Clash der Konspirationen | Von Mathias Bröckers

Verschwörungstheoretische Anmerkungen zum 6.1.2021

Ein Kommentar von Mathias Bröckers.

Ich habe mich in den Tagen nach dem 6. Januar darüber gewundert, wie viele liberal oder links denkende Menschen nach den Protesten im US-Capitol von “Sturm”, “Putsch” oder “Aufstand” reden oder das Gerede darüber widerspruchslos hinnehmen. Und es für vollkommen normal halten,

  • dass eine kleine Gruppe aus der Menge der laut Polizei 45.000 – laut Veranstaltern noch deutlich mehr – friedlichen Demonstranten einfach so ins das Parlamentsgebäude spazieren kann, während dort nahezu sämtliche Abgeordnete und Senatoren zur wichtigsten Abstimmung des Jahres versammelt sind;

  • dass es üblich ist, dort zwecks “Security” außer ein paar Laufgittern nur eine Handvoll Polizisten mit Basecaps aufzustellen, vor allem, wenn man weiß, dass ganz in der Nähe ein lange angekündigter Massenprotest gegen diese Abstimmung stattfindet, an dem auch bekannte Extremisten teilnehmen, die zum Sturm auf das Parlament aufgerufen hatten;

  • dass diese aber dann ohne Weiteres, ohne Gewaltanwendung und nur mit Gebrüll durch den Haupteingang ins Gebäude kamen – später auch noch seitlich durch eine eingeschlagene Fensterscheibe – und ein Büffelhorn-Schamane und seine Horde mit den Wachmännern sprachen, “Selfies” machten und gemütlich einen Joint rauchten.

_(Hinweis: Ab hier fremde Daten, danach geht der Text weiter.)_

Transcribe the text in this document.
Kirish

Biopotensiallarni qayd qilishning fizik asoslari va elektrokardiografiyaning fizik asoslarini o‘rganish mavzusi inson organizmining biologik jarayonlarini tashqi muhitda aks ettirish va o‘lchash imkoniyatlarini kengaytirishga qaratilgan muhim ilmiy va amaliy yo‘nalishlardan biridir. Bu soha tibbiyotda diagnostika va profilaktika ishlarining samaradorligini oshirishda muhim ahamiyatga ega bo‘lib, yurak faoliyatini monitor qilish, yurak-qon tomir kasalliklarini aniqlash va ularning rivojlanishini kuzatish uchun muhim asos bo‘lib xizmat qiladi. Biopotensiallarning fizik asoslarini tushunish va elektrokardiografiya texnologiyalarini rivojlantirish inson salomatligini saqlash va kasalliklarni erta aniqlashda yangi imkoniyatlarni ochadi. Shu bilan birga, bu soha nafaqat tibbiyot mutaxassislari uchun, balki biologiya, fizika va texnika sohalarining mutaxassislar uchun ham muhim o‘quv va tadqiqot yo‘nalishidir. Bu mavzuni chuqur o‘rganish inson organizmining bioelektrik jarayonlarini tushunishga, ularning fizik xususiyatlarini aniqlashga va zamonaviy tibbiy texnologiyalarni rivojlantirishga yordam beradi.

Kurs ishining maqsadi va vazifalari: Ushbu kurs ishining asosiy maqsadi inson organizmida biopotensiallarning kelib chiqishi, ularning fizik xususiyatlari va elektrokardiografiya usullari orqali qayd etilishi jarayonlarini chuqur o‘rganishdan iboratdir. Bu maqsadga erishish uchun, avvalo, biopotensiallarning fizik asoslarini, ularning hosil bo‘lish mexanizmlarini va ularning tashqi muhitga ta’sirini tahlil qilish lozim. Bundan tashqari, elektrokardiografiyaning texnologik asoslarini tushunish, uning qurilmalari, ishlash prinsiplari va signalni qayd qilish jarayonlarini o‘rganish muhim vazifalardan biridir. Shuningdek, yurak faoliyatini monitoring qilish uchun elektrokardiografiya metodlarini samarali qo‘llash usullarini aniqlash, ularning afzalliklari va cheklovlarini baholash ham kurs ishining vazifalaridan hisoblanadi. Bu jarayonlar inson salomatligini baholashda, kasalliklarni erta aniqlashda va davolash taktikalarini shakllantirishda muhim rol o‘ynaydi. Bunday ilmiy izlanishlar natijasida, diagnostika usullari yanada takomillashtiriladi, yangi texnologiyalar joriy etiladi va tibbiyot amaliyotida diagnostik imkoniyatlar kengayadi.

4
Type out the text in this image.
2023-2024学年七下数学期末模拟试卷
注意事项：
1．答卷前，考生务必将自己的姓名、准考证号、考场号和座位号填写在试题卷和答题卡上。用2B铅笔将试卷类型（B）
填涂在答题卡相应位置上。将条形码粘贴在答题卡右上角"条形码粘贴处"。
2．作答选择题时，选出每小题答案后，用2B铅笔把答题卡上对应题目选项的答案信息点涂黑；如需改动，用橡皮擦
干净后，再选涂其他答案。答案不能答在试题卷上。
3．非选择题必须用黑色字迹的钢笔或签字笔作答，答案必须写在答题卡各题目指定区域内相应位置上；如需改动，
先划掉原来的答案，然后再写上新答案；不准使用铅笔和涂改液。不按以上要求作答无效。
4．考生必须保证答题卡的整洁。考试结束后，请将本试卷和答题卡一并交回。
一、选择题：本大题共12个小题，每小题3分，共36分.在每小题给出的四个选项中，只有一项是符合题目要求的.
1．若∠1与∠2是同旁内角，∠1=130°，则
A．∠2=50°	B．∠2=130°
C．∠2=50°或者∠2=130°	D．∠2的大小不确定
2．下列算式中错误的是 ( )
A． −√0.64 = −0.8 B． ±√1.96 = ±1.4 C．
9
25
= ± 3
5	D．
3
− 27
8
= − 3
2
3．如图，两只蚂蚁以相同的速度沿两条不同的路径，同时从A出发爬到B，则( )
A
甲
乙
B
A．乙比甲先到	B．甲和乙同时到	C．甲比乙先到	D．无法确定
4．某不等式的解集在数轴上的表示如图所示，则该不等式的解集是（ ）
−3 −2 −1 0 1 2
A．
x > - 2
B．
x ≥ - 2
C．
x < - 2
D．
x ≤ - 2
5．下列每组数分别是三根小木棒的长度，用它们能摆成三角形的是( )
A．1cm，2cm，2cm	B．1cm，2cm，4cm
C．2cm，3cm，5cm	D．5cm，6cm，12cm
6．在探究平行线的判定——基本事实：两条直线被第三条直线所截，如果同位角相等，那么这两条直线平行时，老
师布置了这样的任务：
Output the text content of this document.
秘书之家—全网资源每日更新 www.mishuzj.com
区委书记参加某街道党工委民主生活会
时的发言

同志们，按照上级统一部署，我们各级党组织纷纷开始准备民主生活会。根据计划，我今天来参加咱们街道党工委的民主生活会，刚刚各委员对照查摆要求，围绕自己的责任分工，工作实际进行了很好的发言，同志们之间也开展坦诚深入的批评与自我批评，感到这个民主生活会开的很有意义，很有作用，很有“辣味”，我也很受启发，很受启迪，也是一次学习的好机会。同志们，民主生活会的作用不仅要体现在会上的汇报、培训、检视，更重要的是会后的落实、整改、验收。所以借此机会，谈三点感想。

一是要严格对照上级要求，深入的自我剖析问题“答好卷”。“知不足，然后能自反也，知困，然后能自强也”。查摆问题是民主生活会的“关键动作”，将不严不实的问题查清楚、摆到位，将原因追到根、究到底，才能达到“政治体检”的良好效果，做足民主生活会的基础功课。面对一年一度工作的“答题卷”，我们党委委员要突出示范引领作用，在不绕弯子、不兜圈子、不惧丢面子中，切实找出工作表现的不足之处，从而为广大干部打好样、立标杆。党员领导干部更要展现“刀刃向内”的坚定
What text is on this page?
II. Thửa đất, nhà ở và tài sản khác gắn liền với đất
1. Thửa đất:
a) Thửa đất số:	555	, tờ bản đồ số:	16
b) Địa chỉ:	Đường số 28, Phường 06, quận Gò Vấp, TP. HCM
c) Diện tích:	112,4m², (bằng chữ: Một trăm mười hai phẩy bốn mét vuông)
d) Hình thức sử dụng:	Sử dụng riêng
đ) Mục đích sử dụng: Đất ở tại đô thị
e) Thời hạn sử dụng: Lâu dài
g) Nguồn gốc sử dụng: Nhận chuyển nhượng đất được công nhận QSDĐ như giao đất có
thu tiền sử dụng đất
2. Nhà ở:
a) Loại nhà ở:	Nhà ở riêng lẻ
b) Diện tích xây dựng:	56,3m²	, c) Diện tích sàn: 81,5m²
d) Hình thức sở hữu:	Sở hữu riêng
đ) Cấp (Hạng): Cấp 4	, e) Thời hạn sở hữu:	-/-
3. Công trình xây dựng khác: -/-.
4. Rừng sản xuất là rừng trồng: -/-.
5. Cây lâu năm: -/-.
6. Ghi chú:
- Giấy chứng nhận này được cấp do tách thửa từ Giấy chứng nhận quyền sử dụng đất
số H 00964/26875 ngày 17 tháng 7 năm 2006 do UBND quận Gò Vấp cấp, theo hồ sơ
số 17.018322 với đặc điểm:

Dieses auf etlichen Videos dokumentierte Theater dann “Sturm”, “Putsch”, “Aufstand” oder “Terrorismus” zu nennen, ist mindestens so bizarr wie diese Show selbst. Wenn Trump persönlich sie direkt angestachelt hat, wie ihm vorgeworfen wird, dann ist der Schuss übler nach hinten losgegangen als sämtliche Knallkörper seiner Amtszeit. Nicht nur er, auch seine 75 Millionen Wähler sind damit unten durch.

Und das nicht nur als wütende “Anti-Demokraten”, denn, so Joe Biden: “Das waren keine Proteste. Es war ein gewalttätiger Mob. Aufständische. Heimische Terroristen. So einfach ist das.” Wirklich? Wie Diane Johnstone sehe ich das ein wenig anders:

Was am 6. Januar geschah, war kein Aufstand. Jeder, der wissen will, was ein Aufstand ist, sollte den von den USA gesponserten bewaffneten Aufstand nachschlagen, der den ordnungsgemäß gewählten chilenischen Präsidenten Salvador Allende am 11. September 1973 stürzte. Der Aufruhr im Kapitol war eher mit dem vergleichbar, was passierte, als von den USA trainierte ‚Otpor‘-Militante in das serbische Parlament einbrachen, mitten in die Präsidentschaftswahlen des Landes im Jahr 2000 und die Wahlurnen in Brand setzten.
Oder schauen Sie sich einen besonders relevanten Aufstand an, als wirklich gewalttätige Demonstranten 2014 das ukrainische Parlament übernahmen und die Regierung stürzten, ein Ereignis, das der damalige US-Vizepräsident Joe Biden als großen Sieg für die Demokratie bejubelte.
Dann gab es den von Hillary unterstützten Putsch in Honduras, den fast erfolgreichen Versuch, die Demokratie in Bolivien zu stürzen, die von den USA unterstützte Guaido-Farce in Venezuela, usw.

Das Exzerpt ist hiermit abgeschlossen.